Depuis quelques années la vidéo fait partie intégrante de mes projets, pour une raison essentielle : de plus en plus souvent je collecte la parole des gens. Et je trouve que la vidéo est le médium idéal pour concilier son et image. De plus j’ai découvert quelques cinéastes dont Johan van der Keuken qui m’a donné envie de travailler avec le médium vidéo. Comme je le disais plus haut, j’aime allier la rigueur et le silence d’une photographie et la mobilité de la vidéo. Je considère la partie montage comme un acte de création à part entière ou tout est possible (raccorder des temps et des espaces qui au départ n’ont aucun lien, donner du sens tout en essayant de ne pas être ni dans la narration ni dans l’ethnologie stricto sensu).

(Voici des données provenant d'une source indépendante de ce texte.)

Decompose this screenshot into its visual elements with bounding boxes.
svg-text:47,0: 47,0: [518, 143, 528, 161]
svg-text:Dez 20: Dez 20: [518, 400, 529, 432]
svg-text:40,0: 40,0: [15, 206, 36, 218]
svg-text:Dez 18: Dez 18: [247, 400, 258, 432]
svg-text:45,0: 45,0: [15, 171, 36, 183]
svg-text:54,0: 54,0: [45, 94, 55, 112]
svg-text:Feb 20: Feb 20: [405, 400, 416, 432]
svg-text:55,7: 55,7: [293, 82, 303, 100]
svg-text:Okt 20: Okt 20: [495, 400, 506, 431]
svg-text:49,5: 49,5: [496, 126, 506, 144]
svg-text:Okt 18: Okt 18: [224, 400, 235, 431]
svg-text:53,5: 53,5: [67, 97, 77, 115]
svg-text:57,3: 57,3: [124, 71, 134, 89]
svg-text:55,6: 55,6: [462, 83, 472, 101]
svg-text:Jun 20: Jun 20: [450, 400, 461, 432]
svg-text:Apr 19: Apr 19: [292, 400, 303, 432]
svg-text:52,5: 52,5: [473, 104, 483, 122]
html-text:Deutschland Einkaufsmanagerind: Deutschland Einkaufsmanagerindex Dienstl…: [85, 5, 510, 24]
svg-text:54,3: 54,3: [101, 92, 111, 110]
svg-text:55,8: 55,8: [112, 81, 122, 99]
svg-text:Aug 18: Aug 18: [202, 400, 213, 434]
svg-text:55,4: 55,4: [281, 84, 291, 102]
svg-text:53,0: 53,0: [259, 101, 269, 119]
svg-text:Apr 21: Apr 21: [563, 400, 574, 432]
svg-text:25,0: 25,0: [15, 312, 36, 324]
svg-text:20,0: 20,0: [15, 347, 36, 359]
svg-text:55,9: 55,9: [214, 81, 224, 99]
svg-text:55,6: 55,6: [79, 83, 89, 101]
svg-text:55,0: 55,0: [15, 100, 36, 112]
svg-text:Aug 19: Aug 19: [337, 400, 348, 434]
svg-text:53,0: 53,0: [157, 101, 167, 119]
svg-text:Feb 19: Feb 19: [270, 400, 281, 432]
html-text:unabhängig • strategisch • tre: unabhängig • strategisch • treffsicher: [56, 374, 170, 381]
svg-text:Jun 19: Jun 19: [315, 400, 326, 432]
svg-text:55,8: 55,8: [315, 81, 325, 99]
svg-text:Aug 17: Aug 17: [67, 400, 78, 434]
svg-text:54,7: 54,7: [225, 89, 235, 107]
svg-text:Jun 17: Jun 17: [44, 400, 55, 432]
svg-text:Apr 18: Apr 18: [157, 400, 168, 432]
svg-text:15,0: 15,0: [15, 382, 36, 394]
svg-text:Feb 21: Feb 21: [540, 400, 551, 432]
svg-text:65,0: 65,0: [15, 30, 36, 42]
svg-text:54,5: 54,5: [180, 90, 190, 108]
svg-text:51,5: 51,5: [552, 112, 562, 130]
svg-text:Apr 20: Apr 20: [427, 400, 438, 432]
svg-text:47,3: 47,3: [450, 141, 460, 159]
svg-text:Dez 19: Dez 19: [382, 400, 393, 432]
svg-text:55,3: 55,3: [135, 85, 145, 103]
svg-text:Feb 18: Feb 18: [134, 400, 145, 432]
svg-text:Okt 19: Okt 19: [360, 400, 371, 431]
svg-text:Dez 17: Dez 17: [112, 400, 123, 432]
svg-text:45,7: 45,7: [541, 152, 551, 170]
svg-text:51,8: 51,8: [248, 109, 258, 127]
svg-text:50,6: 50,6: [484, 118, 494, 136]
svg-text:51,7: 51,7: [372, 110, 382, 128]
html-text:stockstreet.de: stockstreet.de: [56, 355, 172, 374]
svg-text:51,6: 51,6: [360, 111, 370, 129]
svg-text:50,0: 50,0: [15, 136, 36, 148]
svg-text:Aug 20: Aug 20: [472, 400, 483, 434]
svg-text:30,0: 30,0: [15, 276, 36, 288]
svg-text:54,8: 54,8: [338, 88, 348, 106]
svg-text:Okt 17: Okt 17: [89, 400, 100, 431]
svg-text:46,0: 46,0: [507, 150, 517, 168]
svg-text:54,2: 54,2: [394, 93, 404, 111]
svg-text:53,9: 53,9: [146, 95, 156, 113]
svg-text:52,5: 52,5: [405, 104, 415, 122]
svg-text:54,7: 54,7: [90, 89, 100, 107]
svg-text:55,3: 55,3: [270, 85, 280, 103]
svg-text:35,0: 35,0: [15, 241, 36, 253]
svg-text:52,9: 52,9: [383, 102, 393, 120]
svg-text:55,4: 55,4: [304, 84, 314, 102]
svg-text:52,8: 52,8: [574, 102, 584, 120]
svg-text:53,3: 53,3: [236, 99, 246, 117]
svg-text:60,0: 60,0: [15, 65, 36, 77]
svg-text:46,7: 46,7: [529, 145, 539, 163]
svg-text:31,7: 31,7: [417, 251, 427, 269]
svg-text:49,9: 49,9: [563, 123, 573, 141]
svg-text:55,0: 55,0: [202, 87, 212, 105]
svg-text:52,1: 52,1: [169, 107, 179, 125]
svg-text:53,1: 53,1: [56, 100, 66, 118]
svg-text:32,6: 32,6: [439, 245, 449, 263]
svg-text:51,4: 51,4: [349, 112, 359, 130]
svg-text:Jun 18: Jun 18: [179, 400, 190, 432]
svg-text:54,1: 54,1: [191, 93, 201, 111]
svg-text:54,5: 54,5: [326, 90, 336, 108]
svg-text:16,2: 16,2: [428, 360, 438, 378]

Le résultat final pourrait être une installation photos et vidéo (film de 35′ à 52’ ou découpage en plusieurs films courts) dont le sujet serait avant tout les femmes de Guenfouda (être femme au Maroc, agricultrice et impliquée dans la vie économique, sociale et culturelle de leur village) et de manière plus large montrer « un village qui se dit ». Il y aurait un troisième volet. Les femmes de l’association El Amal sont soutenues et aidées depuis 2002 par une association de femmes agricultrices françaises du sud-ouest de la France. Elles apprécient beaucoup mon travail réalisé à ce jour à Guenfouda. L’idée a germé de commencer un travail avec elles aussi (je les ai rencontrés en juillet dernier) et de mettre en écho femmes marocaines/femmes françaises, ruralité des deux pays, agriculture dans les deux pays, vie villageoise, la condition de la femme aujourd’hui dans les deux pays… Vaste programme. Le projet est en cours, un peu fragile parce qu’il faut trouver des aides, un réseau. Je compte retourner à Guenfouda en 2011 et les agricultrices françaises ont une réunion en octobre pour voir tous les possibles pour développer le projet France/Maroc. On envisage d’aller ensemble au Maroc.

Projets en cours

Je travaille sur deux projets importants. Le premier s’inscrit dans le cadre des actions « Culture à l’hôpital » (DRAC, ARS, Europe, Région, Département). Il s’agit de travailler sur une « mémoire des lieux » autour de 3 mots : vies, lieux, objets, en impliquant au sein de l’hôpital psychiatrique concerné les résidents et le personnel soignant. Projet à 3 artistes : photo/vidéo, danse et conte. Le deuxième projet pour lequel j’ai constitué un collectif d’artistes (danse, musique, composition sonore et photo/vidéo), se déroulera sur deux quartiers « sensibles » de la ville de Moûtiers en Savoie. Là aussi, il s’agit de développer un projet artistique qui implique directement les habitants. Les axes de réflexion seront la montagne (quel sentiment de la montagne pour ces populations ?), les différentes cultures des communautés présentes (turque, maghrébine…), le travail… Le collectif, avec les habitants inventera une mémoire des quartiers reliés à d’autres espaces, notamment la montagne et la ville. Ce projet intitulé « Mon quartier comme un village, mon village comme un quartier ? » aura une suite. Après deux quartiers urbains, la même démarche sera menée auprès des habitants d’un village de l’avant-pays savoyard. A terme, il s’agit de faire se rencontrer les populations éloignées d’un même département autour de : « Mémoires, Culture et Société ». Ces projets sont soutenus par les institutions régionales, départementales et locales. Je développe aussi des projets en lien avec le milieu scolaire : par exemple, je vais travailler avec une cinquantaine de jeunes d’un lycée à Romans sur le thème « Migrations » en lien avec les différentes communautés présentes dans la cité (italienne, arménienne, maghrébine). D’autres projets en lien avec l’enseignement agricole.